Что правда, то правда. Ия «тянула» так, что за пятнадцать последних лет только официальная часть её личных активов перевалила за миллиард. Сколотив прочный капитал на земле, она заскучала и заинтересовалась сколачиванием «капитала» иного рода — о её участии в оригинальных проектах ходило много слухов. Иногда она, по просьбе или письму, давала деньги незнакомым людям на дорогие операции. С Гоблином её объединяли какие-то давние связи. Сам Гоблин никогда не просил у богатой леди поддержки или участия. А она никогда этого ему не предлагала. Они не обязывали друг друга на шкурную оглядку. По какой-то случайно сложившейся традиции, они раз в году, в конце лета, выезжали на свой тайный пикник. Кушать сомов.

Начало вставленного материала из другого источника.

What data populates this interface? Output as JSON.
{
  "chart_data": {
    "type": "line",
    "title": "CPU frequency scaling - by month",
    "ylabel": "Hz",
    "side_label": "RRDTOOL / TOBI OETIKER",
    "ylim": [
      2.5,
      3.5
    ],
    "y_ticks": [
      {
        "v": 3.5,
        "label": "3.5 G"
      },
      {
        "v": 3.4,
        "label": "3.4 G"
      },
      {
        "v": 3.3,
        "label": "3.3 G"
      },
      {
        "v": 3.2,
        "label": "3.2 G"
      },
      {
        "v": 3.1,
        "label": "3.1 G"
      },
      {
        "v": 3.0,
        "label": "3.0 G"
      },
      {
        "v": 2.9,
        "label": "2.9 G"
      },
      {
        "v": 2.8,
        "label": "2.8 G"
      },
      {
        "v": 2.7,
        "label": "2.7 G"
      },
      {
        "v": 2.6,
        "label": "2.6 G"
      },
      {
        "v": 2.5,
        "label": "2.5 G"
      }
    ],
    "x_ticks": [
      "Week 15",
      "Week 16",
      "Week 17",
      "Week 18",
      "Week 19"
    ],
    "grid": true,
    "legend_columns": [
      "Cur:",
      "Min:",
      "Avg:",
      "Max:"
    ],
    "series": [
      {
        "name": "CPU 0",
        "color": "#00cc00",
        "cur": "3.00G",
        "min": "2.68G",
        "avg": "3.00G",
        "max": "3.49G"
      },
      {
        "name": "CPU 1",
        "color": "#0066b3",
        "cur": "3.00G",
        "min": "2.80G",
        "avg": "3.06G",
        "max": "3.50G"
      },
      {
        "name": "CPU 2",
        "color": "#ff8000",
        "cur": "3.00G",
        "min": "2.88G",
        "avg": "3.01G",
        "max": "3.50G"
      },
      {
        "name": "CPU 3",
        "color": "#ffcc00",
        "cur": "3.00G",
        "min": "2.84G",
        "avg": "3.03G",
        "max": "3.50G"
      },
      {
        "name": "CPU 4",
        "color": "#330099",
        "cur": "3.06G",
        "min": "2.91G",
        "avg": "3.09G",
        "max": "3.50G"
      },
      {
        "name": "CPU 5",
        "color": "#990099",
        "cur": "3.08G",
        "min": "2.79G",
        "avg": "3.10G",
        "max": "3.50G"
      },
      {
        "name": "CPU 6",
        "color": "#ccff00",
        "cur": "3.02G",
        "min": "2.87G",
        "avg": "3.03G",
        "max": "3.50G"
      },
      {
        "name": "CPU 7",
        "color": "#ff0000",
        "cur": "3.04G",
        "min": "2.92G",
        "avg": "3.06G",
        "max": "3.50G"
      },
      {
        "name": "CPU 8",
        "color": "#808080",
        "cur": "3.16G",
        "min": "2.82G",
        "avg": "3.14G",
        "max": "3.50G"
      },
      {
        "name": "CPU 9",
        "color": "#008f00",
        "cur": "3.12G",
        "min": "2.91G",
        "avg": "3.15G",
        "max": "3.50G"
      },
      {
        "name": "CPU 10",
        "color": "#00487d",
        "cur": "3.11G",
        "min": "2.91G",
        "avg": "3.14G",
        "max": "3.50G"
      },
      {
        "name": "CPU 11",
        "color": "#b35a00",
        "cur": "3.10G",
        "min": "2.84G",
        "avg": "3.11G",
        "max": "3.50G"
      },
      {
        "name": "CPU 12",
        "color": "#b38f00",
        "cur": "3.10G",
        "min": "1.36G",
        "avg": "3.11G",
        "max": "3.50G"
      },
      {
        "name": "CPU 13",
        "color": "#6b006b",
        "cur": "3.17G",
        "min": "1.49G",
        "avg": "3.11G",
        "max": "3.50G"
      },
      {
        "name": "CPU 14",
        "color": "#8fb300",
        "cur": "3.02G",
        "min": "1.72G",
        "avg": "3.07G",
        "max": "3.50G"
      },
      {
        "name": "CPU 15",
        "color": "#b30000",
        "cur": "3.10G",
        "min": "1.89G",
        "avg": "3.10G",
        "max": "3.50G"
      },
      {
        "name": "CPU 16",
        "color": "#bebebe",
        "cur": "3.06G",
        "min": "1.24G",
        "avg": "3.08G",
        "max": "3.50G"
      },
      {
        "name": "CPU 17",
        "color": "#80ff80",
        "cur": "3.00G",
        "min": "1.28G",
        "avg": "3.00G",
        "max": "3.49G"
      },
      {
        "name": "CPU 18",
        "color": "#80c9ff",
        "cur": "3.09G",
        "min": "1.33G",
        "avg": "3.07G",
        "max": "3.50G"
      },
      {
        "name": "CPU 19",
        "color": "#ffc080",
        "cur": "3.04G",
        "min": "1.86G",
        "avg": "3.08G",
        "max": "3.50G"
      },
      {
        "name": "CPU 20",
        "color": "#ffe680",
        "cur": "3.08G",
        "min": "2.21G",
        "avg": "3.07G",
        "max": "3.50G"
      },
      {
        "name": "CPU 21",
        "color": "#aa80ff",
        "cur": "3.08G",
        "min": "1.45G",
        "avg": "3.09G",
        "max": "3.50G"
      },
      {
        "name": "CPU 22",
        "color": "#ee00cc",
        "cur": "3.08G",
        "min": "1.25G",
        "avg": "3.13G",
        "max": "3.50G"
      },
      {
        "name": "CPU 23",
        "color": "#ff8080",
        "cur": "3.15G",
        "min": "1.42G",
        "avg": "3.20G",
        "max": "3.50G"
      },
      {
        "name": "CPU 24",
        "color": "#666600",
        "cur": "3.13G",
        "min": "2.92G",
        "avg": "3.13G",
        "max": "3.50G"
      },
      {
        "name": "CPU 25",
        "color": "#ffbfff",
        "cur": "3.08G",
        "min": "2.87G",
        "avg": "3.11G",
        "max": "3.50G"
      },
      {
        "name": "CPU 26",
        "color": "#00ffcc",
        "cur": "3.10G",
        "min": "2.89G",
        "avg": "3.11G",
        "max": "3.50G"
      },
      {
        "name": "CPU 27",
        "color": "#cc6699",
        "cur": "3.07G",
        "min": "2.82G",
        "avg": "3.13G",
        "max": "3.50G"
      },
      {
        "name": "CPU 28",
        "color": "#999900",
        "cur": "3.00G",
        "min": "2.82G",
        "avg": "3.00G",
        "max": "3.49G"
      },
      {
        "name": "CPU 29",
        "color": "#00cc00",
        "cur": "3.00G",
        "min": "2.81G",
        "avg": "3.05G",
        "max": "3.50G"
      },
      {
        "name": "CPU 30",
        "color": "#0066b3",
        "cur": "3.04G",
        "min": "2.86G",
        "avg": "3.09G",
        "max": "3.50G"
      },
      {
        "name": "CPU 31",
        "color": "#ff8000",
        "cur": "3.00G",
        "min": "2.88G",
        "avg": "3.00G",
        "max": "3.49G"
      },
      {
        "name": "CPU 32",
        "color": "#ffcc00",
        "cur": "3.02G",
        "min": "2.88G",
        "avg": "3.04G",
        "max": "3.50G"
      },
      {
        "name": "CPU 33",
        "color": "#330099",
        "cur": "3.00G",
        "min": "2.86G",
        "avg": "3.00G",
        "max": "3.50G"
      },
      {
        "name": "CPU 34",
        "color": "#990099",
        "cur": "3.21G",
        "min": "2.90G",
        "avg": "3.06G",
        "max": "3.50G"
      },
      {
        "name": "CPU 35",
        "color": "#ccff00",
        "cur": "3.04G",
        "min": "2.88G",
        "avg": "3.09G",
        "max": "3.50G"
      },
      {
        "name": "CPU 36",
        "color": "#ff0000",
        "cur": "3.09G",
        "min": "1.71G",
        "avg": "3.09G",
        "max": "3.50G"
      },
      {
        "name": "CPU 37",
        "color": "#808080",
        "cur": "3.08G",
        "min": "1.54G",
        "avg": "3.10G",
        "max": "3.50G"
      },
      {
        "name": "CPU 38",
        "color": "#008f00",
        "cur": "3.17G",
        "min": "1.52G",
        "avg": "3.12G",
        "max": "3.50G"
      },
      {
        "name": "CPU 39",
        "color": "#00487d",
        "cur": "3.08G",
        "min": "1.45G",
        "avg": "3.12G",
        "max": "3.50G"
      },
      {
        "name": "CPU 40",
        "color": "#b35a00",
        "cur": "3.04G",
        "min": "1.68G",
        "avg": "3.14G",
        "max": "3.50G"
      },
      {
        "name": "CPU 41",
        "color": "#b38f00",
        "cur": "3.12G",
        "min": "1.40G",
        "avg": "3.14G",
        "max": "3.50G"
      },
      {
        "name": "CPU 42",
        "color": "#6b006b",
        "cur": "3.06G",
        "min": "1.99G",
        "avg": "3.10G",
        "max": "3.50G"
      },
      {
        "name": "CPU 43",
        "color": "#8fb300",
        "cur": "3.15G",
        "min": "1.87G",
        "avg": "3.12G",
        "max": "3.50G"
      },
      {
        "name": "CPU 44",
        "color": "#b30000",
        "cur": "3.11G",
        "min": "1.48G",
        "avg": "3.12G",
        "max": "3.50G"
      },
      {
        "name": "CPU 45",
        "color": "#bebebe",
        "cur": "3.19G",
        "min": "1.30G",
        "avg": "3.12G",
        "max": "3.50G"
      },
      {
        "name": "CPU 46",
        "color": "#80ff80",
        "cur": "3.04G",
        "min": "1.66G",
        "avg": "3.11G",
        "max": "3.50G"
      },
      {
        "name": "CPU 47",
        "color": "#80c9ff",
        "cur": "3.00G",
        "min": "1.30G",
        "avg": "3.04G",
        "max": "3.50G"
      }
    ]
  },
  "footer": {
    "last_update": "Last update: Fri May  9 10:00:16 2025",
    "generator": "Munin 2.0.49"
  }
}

Охранники превратились в бывалых туристов. Они в сторонке развели костёр и занимались кухней. Медовое солнце деловито растапливало противоположный берег, готовясь к великолепию своего погружения за линию горизонта. Комаров не было. Ия скинула туфли и с удовольствием зарылась ступнями в горячий песок, закинула сцепленные в замок ладони за голову и запрокинула лицо к ласковому свету.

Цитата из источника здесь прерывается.